Dillinger wurde damals zwar in einem Gespräch im Bischöflichen Generalvikariat mit den Vorwürfen konfrontiert. Er räumte dabei ein, "bei Jungens schon einmal den Arm auf die Schulter gelegt und auf die Oberschenkel geklopft" zu haben. Den Vorwurf eines Jungen, auf der Fahrt nach München berührt worden zu sein, wies er zurück.
"Für uns steht außer Frage", schreiben die Sonderermittler, "dass die Vorwürfe damals weiterer Aufklärung bedurft und zu Konsequenzen hätten führen müssen". Es gebe keinen Anlass, an der Glaubwürdigkeit der Jugendlichen zu zweifeln. Ihre Schilderungen reihten sich nahtlos ein in die zahlreichen Übergriffe Dillingers. Sie spiegelten "offenbar typische Verhaltensmuster" Dillingers, "die er bis ins hohe Alter nicht ablegte".
"Fröhliche Zusammenkünfte" mit Messdienern
Doch statt Aufdeckung folgte wieder eine Versetzung: Dillinger wurde ab dem 20. Juli 1965 als Kaplan in der Pfarrei Sankt Peter in Bitburg in Rheinland-Pfalz eingesetzt. Ob die Versetzung im Zusammenhang mit den Geschehnissen in Saarlouis-Roden gestanden habe, sei unklar, heißt es im Abschlussbericht. Auch in Bitburg war Dillinger jedoch maßgeblich in der Jugend- und Messdienerbetreuung eingesetzt und erteilte an einigen Schulen Religionsunterricht.

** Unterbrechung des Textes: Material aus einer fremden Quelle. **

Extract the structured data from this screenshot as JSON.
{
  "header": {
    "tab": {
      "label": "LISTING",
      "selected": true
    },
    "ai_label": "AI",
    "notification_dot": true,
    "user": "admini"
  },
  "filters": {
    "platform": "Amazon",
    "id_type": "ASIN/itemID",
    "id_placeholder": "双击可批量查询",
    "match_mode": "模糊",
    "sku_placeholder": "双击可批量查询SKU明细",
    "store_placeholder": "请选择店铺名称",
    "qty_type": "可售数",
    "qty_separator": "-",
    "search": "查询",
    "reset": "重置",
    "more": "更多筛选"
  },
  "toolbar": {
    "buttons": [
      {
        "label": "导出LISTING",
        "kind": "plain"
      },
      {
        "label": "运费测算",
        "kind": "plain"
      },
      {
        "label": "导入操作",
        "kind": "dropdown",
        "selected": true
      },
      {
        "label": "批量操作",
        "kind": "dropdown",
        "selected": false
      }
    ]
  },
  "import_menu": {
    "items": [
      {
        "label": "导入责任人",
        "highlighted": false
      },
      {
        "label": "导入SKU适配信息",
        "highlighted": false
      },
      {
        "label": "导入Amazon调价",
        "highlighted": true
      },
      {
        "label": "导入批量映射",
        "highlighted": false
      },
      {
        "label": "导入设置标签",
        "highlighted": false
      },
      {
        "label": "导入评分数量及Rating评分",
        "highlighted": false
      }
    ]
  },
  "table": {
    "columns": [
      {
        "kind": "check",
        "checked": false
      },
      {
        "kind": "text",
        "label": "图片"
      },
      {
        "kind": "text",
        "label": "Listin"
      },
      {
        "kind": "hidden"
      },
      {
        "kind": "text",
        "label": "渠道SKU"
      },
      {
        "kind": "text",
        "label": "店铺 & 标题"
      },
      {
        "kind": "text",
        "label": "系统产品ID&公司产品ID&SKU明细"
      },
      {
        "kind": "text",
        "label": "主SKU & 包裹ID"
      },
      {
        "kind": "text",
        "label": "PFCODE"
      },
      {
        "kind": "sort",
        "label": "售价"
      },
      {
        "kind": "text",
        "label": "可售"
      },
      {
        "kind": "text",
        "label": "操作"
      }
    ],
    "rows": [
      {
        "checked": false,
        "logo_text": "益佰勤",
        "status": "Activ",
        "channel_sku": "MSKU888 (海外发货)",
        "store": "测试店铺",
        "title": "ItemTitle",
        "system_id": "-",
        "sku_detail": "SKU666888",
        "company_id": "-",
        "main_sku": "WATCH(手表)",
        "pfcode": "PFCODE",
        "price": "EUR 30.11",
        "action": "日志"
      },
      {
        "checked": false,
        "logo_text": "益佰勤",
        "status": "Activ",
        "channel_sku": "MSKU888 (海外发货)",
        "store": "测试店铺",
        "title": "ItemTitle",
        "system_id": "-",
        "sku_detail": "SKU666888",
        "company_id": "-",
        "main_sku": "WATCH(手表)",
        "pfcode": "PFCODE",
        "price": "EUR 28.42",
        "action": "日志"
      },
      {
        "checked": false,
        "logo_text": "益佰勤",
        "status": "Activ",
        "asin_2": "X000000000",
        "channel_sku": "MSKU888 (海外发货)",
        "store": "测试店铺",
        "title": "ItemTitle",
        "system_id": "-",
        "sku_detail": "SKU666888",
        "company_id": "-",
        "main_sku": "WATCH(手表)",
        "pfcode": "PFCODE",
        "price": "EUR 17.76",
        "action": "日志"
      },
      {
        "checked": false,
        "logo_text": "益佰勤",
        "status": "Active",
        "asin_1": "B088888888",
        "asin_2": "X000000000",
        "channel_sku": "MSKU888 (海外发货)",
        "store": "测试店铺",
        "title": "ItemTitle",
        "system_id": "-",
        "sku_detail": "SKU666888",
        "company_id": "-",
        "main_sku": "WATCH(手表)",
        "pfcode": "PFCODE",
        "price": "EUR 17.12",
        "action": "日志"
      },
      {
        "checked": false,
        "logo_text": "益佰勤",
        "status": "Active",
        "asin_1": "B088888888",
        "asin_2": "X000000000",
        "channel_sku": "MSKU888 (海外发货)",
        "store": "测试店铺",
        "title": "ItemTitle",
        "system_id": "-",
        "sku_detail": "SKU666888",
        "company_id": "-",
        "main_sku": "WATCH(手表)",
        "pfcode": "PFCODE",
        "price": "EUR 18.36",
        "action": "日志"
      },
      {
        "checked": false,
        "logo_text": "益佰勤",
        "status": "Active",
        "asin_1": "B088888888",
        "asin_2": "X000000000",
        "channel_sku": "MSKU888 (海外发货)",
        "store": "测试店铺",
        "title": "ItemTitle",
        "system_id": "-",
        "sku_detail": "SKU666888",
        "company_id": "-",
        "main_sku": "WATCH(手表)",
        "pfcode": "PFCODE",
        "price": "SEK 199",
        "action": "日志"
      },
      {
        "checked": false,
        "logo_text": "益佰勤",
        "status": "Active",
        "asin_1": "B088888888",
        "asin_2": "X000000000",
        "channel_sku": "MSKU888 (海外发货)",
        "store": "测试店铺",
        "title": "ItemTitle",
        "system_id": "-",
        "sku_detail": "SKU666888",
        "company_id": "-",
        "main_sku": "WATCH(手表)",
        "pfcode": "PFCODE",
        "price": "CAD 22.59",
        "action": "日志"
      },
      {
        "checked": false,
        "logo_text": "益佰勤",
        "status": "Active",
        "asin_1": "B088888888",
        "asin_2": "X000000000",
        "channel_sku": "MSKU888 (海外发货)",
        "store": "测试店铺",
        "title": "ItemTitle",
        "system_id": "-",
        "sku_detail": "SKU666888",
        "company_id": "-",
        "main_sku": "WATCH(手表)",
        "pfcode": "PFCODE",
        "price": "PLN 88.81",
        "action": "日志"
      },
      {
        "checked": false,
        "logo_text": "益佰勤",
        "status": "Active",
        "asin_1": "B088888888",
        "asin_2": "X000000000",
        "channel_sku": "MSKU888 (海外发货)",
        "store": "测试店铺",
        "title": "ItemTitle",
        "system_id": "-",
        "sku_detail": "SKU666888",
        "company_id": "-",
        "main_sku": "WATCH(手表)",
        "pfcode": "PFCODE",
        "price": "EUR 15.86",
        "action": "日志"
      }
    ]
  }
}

Dillinger war gerade zwei Monate in Bitburg, da trat eine von ihm ausgearbeitete, merkwürdige "Satzung der Messdienerschaft der Pfarrei Sankt Peter in Bitburg" in Kraft. Die Aufnahme in den Kreis setzte voraus, dass die Probanden förmlich versprachen, "schlechte Filme zu meiden, schlechte Illustrierte und Heftchen weder zu kaufen noch geliehene zu lesen, Kameradschaft mit verdorbenen Jungen zu unterlassen". Mit den so indoktrinierten Messdienern unternahm Dillinger dann, wie er es in einem Pfarrbrief ausdrückte, "viele schöne Fahrten, Spiele und fröhliche Zusammenkünfte".
Mädchen unter der Kleidung angefasst
Missbrauchstäter sind oft Meister im perfiden Verdecken ihrer Taten. Ein weiteres Beispiel im Abschlussbericht aus Dillingers Zeit in Bitburg Mitte der 1960er Jahre: Mit E-Mail vom 18. April 2023 schilderte demnach ein Hinweisgeber Berichte seiner Schwester, die im Alter von 14 oder 15 Jahren Schülerin des Religionslehrers Dillinger gewesen sei.
Dillinger habe sie wie auch zwei weitere Mädchen in ihrem Alter nacheinander allein in einen Raum gebeten. Dort habe er mit der Hand unter das T-Shirt der Mädchen gegriffen. Nachdem er alle drei Mädchen unter der Kleidung angefasst habe, habe "eines der Kinder für alle Eis kaufen dürfen". Die Mädchen hätten seinerzeit ihre Eltern nicht ins Vertrauen gezogen, da man gedacht habe, dass Pfarrer "über dem Gesetz" stünden.